El Reino Unido utilizará inteligencia artificial (IA) para hacer frente al creciente número de infecciones que se han vuelto resistentes al tratamiento.
El proyecto —una colaboración entre la Iniciativa Fleming y la farmacéutica GSK— es una batalla entre superbacterias y superordenadores.
Su objetivo es acelerar el descubrimiento de nuevos antibióticos y ofrecer nuevas formas de combatir otras amenazas, incluidas las infecciones fúngicas mortales.
El uso excesivo de antibióticos provoca que las bacterias desarrollen resistencia a las infecciones, lo que significa que el desarrollo de nuevos fármacos es una prioridad.
Las infecciones resistentes a los medicamentos son un problema creciente, conocido como «la pandemia silenciosa».
Actualmente se cree que las superbacterias causan la muerte directa de alrededor de un millón de personas al año en todo el mundo y contribuyen a la muerte de millones más. Se prevé que estas cifras sigan aumentando.
La colaboración invertirá 45 millones de libras esterlinas en seis campos de investigación.
«Esta representa la mayor inversión individual en un proyecto de antibióticos en el Reino Unido de la que tengo conocimiento», afirma el Dr. Andrew Edwards del Imperial College de Londres.
Su objetivo será utilizar la IA contra un grupo complicado de infecciones, llamadas bacterias Gram negativas, que incluye microorganismos conocidos como E. coli y Klebsiella pneumoniae .
Estas especies poseen una capa externa adicional que utilizan para controlar la entrada y salida de sustancias de la bacteria. Las bacterias gramnegativas pueden bloquear la entrada de antibióticos y expulsar rápidamente aquellos que logran penetrar sus defensas, lo que dificulta su tratamiento.
Placa de Petri redonda Imperial con etiquetas manuscritas en la tapa. En su interior se observan puntos en largas líneas onduladas, que representan el crecimiento bacteriano. La iluminación es artística: verde a la izquierda, azul a la derecha y una mezcla de ambos colores en el centro.Imperial
El equipo realizará experimentos utilizando moléculas con diferentes estructuras químicas y registrará qué puede entrar y permanecer dentro de estas bacterias.
Estos datos se introducirán posteriormente en la IA para que pueda aprender qué se necesita para que un antibiótico persista dentro de una bacteria Gram negativa.
«El tipo de IA que la gente utiliza habitualmente hoy en día se basa en la totalidad de la información disponible en internet; no produce respuestas de la nada», declaró el Dr. Edwards a la BBC.
«Si quieres progresar, necesitas datos», afirma.
El objetivo es convertir años de investigación, si se realizaran manualmente, en un trabajo sencillo para un ordenador.
Una vez descifrado el código químico, este guiará a los científicos sobre cómo modificar posibles antibióticos para sortear las defensas del organismo.
El doctor Edwards dijo que ahora se están dando casos derivados del conflicto en Ucrania en los que las infecciones no pueden tratarse con ningún antibiótico.
«Eso significa que hay que amputar extremidades. Diría que es una visión del futuro, pero está sucediendo ahora mismo, es una idea bastante horrible.»
¿Puede la IA superar la evolución bacteriana?
«Esa es una muy buena pregunta. Creo que lo que hemos visto es que si conseguimos algunos buenos antibióticos, volveremos a tomar la delantera y creo que podremos mantener las cosas bajo control», dice el Dr.

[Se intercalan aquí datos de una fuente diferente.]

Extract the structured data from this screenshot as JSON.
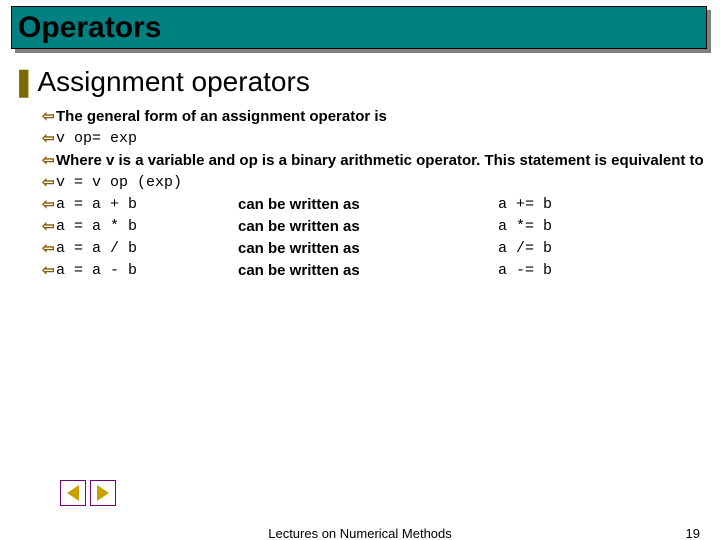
{
  "title": "Operators",
  "heading": "Assignment operators",
  "lines": {
    "intro": "The general form of an assignment operator is",
    "form": "v op= exp",
    "where": "Where v is a variable and op is a binary arithmetic operator. This statement is equivalent to",
    "expand": "v = v op (exp)"
  },
  "rows": [
    {
      "lhs": "a = a + b",
      "mid": "can be written as",
      "rhs": "a += b"
    },
    {
      "lhs": "a = a * b",
      "mid": "can be written as",
      "rhs": "a *= b"
    },
    {
      "lhs": "a = a / b",
      "mid": "can be written as",
      "rhs": "a /= b"
    },
    {
      "lhs": "a = a - b",
      "mid": "can be written as",
      "rhs": "a -= b"
    }
  ],
  "footer": {
    "center": "Lectures on Numerical Methods",
    "page": "19"
  }
}
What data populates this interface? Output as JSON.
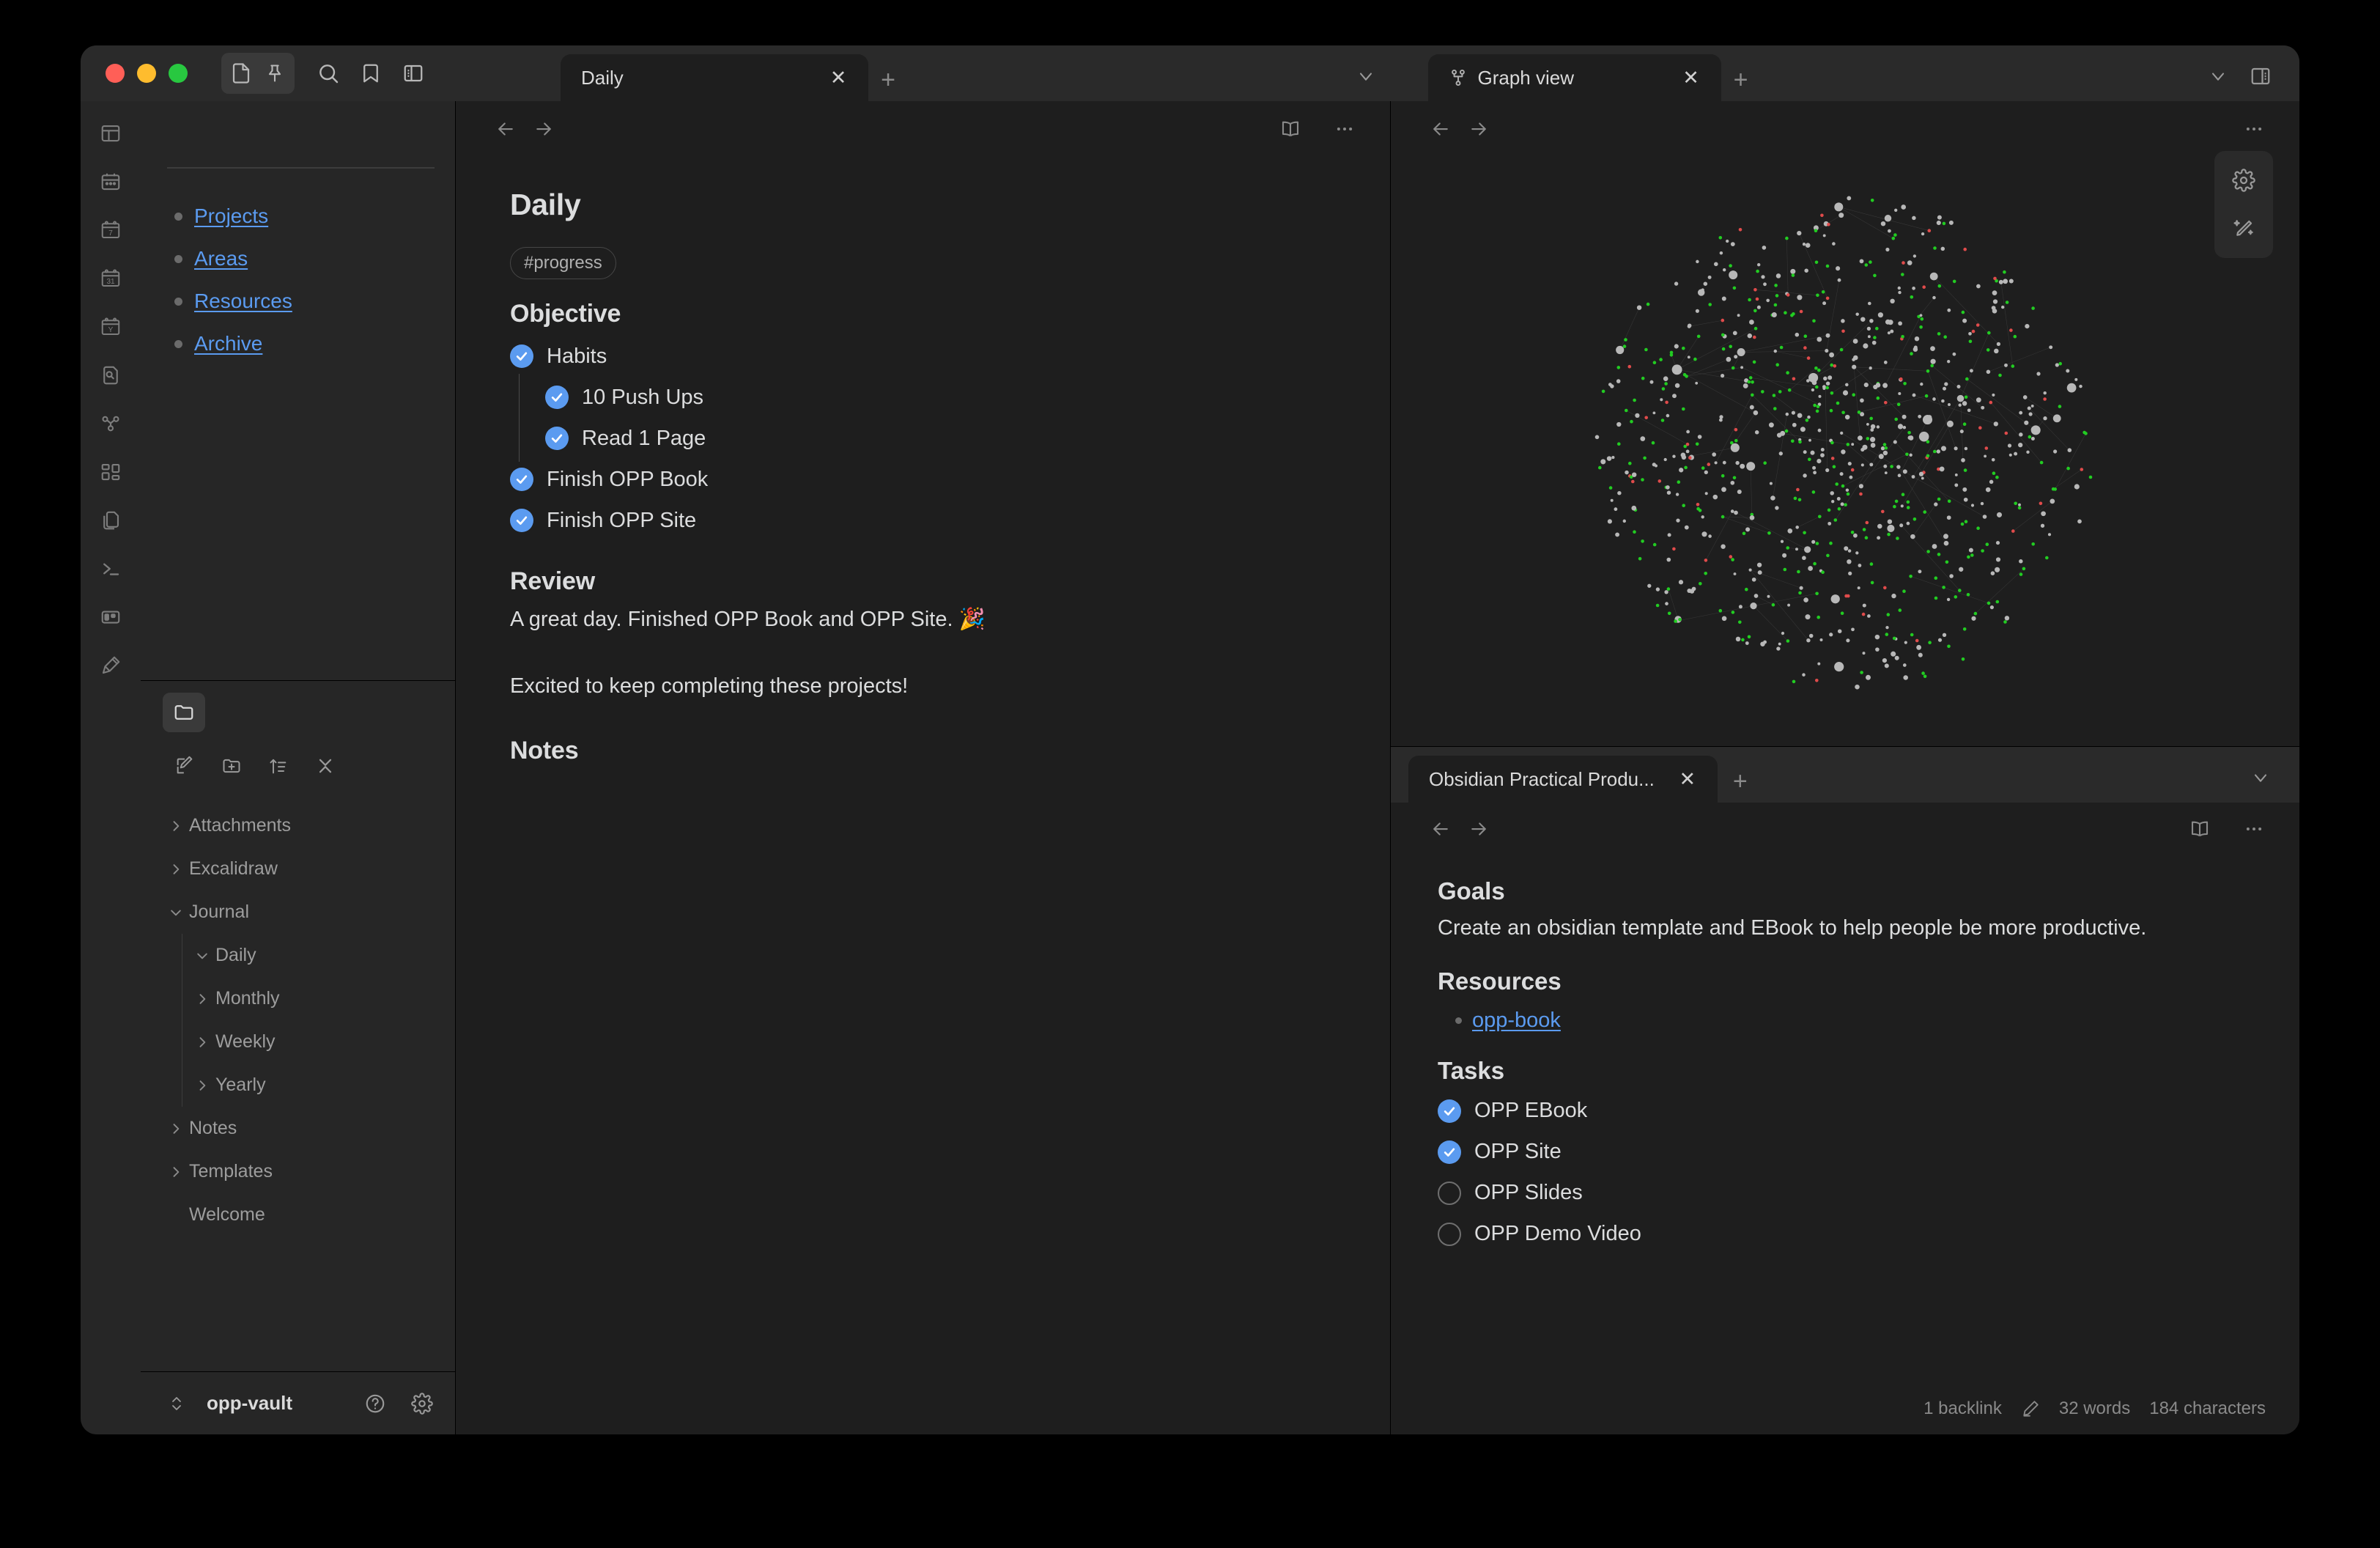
{
  "window": {
    "traffic_lights": [
      "close",
      "minimize",
      "maximize"
    ],
    "toolbar_icons": [
      "file-icon",
      "pin-icon",
      "search-icon",
      "bookmark-icon",
      "toggle-right-sidebar-icon"
    ]
  },
  "rail": {
    "items": [
      {
        "name": "layout-icon",
        "label": "Layout"
      },
      {
        "name": "calendar-icon",
        "label": "Calendar"
      },
      {
        "name": "calendar-weekly-icon",
        "label": "7"
      },
      {
        "name": "calendar-monthly-icon",
        "label": "31"
      },
      {
        "name": "calendar-yearly-icon",
        "label": "Y"
      },
      {
        "name": "file-search-icon",
        "label": "Search in file"
      },
      {
        "name": "graph-icon",
        "label": "Graph view"
      },
      {
        "name": "grid-icon",
        "label": "Dashboard"
      },
      {
        "name": "files-icon",
        "label": "Files"
      },
      {
        "name": "terminal-icon",
        "label": "Terminal"
      },
      {
        "name": "kanban-icon",
        "label": "Kanban"
      },
      {
        "name": "excalidraw-icon",
        "label": "Excalidraw"
      }
    ]
  },
  "sidebar": {
    "para_links": [
      "Projects",
      "Areas",
      "Resources",
      "Archive"
    ],
    "explorer_actions": [
      "new-note-icon",
      "new-folder-icon",
      "sort-icon",
      "collapse-all-icon"
    ],
    "tree": [
      {
        "label": "Attachments",
        "level": 1,
        "state": "collapsed"
      },
      {
        "label": "Excalidraw",
        "level": 1,
        "state": "collapsed"
      },
      {
        "label": "Journal",
        "level": 1,
        "state": "expanded"
      },
      {
        "label": "Daily",
        "level": 2,
        "state": "expanded"
      },
      {
        "label": "Monthly",
        "level": 2,
        "state": "collapsed"
      },
      {
        "label": "Weekly",
        "level": 2,
        "state": "collapsed"
      },
      {
        "label": "Yearly",
        "level": 2,
        "state": "collapsed"
      },
      {
        "label": "Notes",
        "level": 1,
        "state": "collapsed"
      },
      {
        "label": "Templates",
        "level": 1,
        "state": "collapsed"
      },
      {
        "label": "Welcome",
        "level": 1,
        "state": "file"
      }
    ],
    "vault_name": "opp-vault",
    "footer_icons": [
      "vault-switcher-icon",
      "help-icon",
      "settings-icon"
    ]
  },
  "center_pane": {
    "tab": {
      "label": "Daily",
      "close": "✕"
    },
    "new_tab": "+",
    "chevron": "⌄",
    "header_icons": [
      "back-icon",
      "forward-icon",
      "reading-mode-icon",
      "more-options-icon"
    ],
    "note": {
      "title": "Daily",
      "tag": "#progress",
      "objective_heading": "Objective",
      "tasks": [
        {
          "label": "Habits",
          "checked": true,
          "indent": 0
        },
        {
          "label": "10 Push Ups",
          "checked": true,
          "indent": 1
        },
        {
          "label": "Read 1 Page",
          "checked": true,
          "indent": 1
        },
        {
          "label": "Finish OPP Book",
          "checked": true,
          "indent": 0
        },
        {
          "label": "Finish OPP Site",
          "checked": true,
          "indent": 0
        }
      ],
      "review_heading": "Review",
      "review_line1": "A great day. Finished OPP Book and OPP Site. 🎉",
      "review_line2": "Excited to keep completing these projects!",
      "notes_heading": "Notes"
    }
  },
  "graph_pane": {
    "tab": {
      "label": "Graph view",
      "close": "✕",
      "icon": "graph-icon"
    },
    "new_tab": "+",
    "chevron": "⌄",
    "sidebar_toggle_icon": "toggle-right-sidebar-icon",
    "header_icons": [
      "back-icon",
      "forward-icon",
      "more-options-icon"
    ],
    "controls": [
      "graph-settings-icon",
      "graph-forces-icon"
    ],
    "node_colors": {
      "default": "#b8b8b8",
      "tag": "#22cc22",
      "unresolved": "#e04b4b",
      "edge": "#4a4a4a"
    }
  },
  "bottom_pane": {
    "tab": {
      "label": "Obsidian Practical Produ...",
      "close": "✕"
    },
    "new_tab": "+",
    "chevron": "⌄",
    "header_icons": [
      "back-icon",
      "forward-icon",
      "reading-mode-icon",
      "more-options-icon"
    ],
    "note": {
      "goals_heading": "Goals",
      "goals_text": "Create an obsidian template and EBook to help people be more productive.",
      "resources_heading": "Resources",
      "resource_link": "opp-book",
      "tasks_heading": "Tasks",
      "tasks": [
        {
          "label": "OPP EBook",
          "checked": true
        },
        {
          "label": "OPP Site",
          "checked": true
        },
        {
          "label": "OPP Slides",
          "checked": false
        },
        {
          "label": "OPP Demo Video",
          "checked": false
        }
      ]
    },
    "status": {
      "backlinks": "1 backlink",
      "edit_icon": "pencil-icon",
      "words": "32 words",
      "characters": "184 characters"
    }
  }
}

Edwards.
Imperial. Una representación en piedra de Alexander Fleming en la pared lateral de un edificio, que dice: «Fleming descubrió la penicilina».Imperial
La Iniciativa Fleming recibe su nombre de Alexander Fleming, quien descubrió la penicilina en 1928 e inició la era de los antibióticos.
Incluso cuando ganó el Premio Nobel de Fisiología o Medicina hace 80 años, ya había advertido sobre los peligros de la resistencia .
Alison Holmes, directora de la Iniciativa Fleming, afirmó que los antibióticos eran «uno de los mayores recursos sanitarios que se han desperdiciado» y que todos deberíamos reflexionar sobre cuánto les debemos.